Le conseil régional pour sa part a acté une subvention de 147 000 euros, en soutien à un projet d’autocar électrique, soit 15 % de notre investissement pour lequel le prototype a été réalisé. Les essais sont en cours chez les autres partenaires du dossier. J’espère que cet investissement public aboutira à un produit d’avenir qui pourra être fabriqué en France.
Cet investissement supplémentaire n’est pas le signe d’une entreprise que l’on veut abandonner, non plus que le fait de relancer une nouvelle version du Scoler 4 début septembre 2013, et encore moins notre participation à un projet d’autocars à pile à combustible qui était en cours au moment de la cessation de paiements.

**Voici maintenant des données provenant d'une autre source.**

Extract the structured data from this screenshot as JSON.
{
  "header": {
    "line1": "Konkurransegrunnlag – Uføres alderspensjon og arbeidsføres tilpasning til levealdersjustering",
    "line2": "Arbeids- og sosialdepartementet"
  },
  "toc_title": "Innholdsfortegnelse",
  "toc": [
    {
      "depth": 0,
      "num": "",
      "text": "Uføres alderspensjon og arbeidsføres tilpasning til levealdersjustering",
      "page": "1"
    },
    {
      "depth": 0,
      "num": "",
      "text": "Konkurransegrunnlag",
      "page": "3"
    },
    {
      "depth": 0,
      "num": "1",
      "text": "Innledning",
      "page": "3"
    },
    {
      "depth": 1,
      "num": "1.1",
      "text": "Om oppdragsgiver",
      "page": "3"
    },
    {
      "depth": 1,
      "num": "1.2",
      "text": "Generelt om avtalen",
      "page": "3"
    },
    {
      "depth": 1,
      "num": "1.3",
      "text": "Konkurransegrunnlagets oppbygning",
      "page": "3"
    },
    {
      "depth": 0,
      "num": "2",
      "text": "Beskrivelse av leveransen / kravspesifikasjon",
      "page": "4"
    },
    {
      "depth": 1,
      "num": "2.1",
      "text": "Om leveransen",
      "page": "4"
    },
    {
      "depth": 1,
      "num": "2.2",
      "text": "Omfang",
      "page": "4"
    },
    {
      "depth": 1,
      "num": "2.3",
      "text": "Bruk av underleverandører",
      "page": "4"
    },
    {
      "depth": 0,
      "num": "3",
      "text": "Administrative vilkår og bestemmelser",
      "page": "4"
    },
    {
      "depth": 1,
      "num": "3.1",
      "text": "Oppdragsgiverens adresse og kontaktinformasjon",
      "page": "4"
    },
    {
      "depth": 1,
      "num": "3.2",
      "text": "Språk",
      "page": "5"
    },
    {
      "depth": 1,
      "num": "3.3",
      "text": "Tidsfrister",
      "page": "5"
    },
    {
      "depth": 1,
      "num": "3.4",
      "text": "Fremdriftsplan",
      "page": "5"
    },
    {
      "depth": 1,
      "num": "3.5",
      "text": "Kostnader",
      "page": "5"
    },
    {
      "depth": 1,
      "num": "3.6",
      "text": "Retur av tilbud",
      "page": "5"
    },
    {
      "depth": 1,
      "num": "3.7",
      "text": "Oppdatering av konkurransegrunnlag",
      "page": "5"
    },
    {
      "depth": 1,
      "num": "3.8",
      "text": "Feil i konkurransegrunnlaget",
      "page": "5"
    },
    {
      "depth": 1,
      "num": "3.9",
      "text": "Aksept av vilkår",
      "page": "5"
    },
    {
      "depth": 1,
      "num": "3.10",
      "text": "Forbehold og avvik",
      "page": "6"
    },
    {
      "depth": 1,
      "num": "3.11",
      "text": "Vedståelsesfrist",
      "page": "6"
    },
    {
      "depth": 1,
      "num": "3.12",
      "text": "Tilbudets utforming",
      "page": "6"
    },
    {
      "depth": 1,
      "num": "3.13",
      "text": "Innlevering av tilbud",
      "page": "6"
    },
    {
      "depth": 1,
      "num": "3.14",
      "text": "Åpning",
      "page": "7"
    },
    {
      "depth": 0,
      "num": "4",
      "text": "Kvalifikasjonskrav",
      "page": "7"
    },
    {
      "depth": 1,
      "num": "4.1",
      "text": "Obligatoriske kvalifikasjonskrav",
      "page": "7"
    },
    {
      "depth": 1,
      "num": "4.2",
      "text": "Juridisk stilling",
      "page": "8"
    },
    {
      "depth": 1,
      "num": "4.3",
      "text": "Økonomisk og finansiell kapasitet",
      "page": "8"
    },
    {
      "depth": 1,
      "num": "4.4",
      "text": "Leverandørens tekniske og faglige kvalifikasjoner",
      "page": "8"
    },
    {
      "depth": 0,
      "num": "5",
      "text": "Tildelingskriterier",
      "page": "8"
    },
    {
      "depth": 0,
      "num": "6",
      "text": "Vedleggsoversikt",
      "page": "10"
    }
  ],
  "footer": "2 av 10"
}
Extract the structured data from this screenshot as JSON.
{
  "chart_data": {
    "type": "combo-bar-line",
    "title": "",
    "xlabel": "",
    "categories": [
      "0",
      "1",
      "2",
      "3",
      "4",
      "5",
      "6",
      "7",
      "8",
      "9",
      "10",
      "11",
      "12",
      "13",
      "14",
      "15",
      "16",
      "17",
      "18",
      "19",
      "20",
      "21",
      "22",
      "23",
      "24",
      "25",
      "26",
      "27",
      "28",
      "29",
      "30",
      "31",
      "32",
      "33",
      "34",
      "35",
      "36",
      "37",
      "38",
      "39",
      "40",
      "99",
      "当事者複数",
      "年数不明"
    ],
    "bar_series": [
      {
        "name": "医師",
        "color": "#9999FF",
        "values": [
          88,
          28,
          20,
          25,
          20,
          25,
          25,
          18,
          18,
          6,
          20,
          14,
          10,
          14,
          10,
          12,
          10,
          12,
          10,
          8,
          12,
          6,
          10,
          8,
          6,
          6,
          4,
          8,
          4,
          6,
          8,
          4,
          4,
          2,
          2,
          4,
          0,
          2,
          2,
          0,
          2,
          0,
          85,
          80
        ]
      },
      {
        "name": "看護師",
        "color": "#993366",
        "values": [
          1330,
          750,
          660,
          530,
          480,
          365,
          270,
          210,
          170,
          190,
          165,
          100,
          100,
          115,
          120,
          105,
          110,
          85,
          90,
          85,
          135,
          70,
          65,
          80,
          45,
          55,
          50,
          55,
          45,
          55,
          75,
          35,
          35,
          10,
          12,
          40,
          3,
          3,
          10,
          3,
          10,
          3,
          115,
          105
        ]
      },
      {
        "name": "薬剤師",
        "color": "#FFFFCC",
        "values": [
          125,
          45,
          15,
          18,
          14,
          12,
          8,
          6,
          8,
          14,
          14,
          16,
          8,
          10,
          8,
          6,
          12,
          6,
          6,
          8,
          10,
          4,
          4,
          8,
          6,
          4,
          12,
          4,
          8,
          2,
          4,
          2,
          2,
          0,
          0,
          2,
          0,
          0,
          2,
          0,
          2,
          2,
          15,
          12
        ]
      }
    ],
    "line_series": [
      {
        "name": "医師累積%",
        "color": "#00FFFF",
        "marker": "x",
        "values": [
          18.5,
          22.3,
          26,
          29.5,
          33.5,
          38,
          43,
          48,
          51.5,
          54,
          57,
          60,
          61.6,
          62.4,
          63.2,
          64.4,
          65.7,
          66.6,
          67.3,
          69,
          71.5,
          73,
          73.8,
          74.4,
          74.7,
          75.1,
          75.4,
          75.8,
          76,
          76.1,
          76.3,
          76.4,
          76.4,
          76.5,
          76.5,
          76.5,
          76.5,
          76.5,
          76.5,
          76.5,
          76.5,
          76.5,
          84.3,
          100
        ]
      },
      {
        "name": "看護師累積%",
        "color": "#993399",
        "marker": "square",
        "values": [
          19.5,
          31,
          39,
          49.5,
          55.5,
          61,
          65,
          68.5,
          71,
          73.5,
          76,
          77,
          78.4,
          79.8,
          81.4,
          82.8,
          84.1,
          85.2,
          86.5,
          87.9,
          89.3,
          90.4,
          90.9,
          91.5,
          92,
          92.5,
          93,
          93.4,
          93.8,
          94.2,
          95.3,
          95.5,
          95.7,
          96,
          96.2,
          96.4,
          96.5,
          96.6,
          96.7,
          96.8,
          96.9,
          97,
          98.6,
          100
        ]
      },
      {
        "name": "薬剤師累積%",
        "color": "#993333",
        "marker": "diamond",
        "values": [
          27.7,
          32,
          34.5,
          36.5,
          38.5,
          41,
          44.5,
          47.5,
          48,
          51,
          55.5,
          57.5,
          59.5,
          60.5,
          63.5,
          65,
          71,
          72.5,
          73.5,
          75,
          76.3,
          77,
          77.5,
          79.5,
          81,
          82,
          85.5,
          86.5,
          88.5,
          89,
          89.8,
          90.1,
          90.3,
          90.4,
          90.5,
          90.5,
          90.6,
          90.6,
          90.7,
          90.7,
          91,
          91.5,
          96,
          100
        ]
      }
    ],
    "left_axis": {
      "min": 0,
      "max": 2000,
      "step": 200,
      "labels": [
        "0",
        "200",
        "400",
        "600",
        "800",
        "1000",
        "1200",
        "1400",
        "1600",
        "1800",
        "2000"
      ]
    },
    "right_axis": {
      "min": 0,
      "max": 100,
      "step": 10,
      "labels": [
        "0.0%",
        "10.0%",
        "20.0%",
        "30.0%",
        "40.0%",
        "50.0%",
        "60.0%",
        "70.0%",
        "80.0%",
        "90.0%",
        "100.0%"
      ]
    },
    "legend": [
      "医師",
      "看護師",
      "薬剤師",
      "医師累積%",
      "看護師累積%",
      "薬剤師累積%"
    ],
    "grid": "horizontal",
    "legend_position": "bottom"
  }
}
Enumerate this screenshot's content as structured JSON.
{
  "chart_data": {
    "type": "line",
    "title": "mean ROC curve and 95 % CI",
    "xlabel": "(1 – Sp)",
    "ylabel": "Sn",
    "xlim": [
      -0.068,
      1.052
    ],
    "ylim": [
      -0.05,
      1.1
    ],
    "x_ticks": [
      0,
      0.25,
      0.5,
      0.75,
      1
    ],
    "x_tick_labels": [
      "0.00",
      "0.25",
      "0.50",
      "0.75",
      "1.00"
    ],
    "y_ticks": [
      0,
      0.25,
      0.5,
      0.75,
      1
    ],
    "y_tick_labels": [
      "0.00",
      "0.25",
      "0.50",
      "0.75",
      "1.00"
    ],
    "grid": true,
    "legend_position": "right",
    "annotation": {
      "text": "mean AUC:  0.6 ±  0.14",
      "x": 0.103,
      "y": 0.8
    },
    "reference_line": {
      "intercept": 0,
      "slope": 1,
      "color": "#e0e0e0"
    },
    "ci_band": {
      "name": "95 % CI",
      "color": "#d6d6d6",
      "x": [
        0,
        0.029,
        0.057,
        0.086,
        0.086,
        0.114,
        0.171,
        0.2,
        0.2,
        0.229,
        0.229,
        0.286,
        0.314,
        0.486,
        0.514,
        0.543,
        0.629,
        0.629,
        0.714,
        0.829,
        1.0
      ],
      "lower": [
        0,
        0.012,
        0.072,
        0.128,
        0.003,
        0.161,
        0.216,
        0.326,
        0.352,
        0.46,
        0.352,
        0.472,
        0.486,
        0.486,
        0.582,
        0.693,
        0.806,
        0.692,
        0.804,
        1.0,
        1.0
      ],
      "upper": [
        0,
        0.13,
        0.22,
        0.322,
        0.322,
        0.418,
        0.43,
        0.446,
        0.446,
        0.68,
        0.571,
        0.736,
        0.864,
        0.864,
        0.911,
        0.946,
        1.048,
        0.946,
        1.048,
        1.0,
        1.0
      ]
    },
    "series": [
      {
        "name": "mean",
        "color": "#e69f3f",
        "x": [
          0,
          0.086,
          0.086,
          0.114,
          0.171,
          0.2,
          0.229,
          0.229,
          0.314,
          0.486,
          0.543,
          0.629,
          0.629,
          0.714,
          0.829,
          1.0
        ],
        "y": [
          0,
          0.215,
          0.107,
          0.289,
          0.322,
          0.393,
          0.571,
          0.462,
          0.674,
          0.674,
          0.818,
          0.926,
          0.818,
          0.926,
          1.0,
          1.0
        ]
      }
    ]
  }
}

À aucun moment je n’ai ménagé mes efforts pour, depuis 13 ans, faire vivre cette entreprise et lui apporter de l’activité. J’ai tout tenté au cours des deux dernières années pour trouver des solutions aux problèmes internes qui ont amené à la cessation de paiements. Pour mémoire sur ces problèmes internes, nous avons dû faire face, en même temps, à des erreurs dans les développements, à des changements imposés dans les homologations avec un délai très court, à nos difficultés pour impliquer l’ensemble du personnel et réduire le taux d’absentéisme supérieur à 10 %.
Je vis également douloureusement cette mise en cause, car nous avons toujours respecté les choix d’achats d’autocars des collectivités territoriales et des filiales de l’État, mais je ne peux plus assumer seul une usine avec de gros problèmes internes sans une mobilisation pour le made in France. On peut me reprocher de ne pas y être arrivé. Toute mon énergie et mon action ont été tournées vers la recherche de solutions pour Carrier: le niveau élevé de stock et d’encours pour permettre une production plus élevée, les investissements et les projets menés ou en cours.
Sans minimiser les conséquences très importantes de cette situation, je ne peux pas accepter qu’un entrepreneur qui a plus que doublé la taille d’une entreprise à l’agonie en 2000, et qui s’est battu contre la désindustrialisation de notre pays pendant des années, soit ainsi pris à parti sans un minimum de respect des faits.
Je vous prie de croire, Messieurs, en l’expression de mes sincères salutations.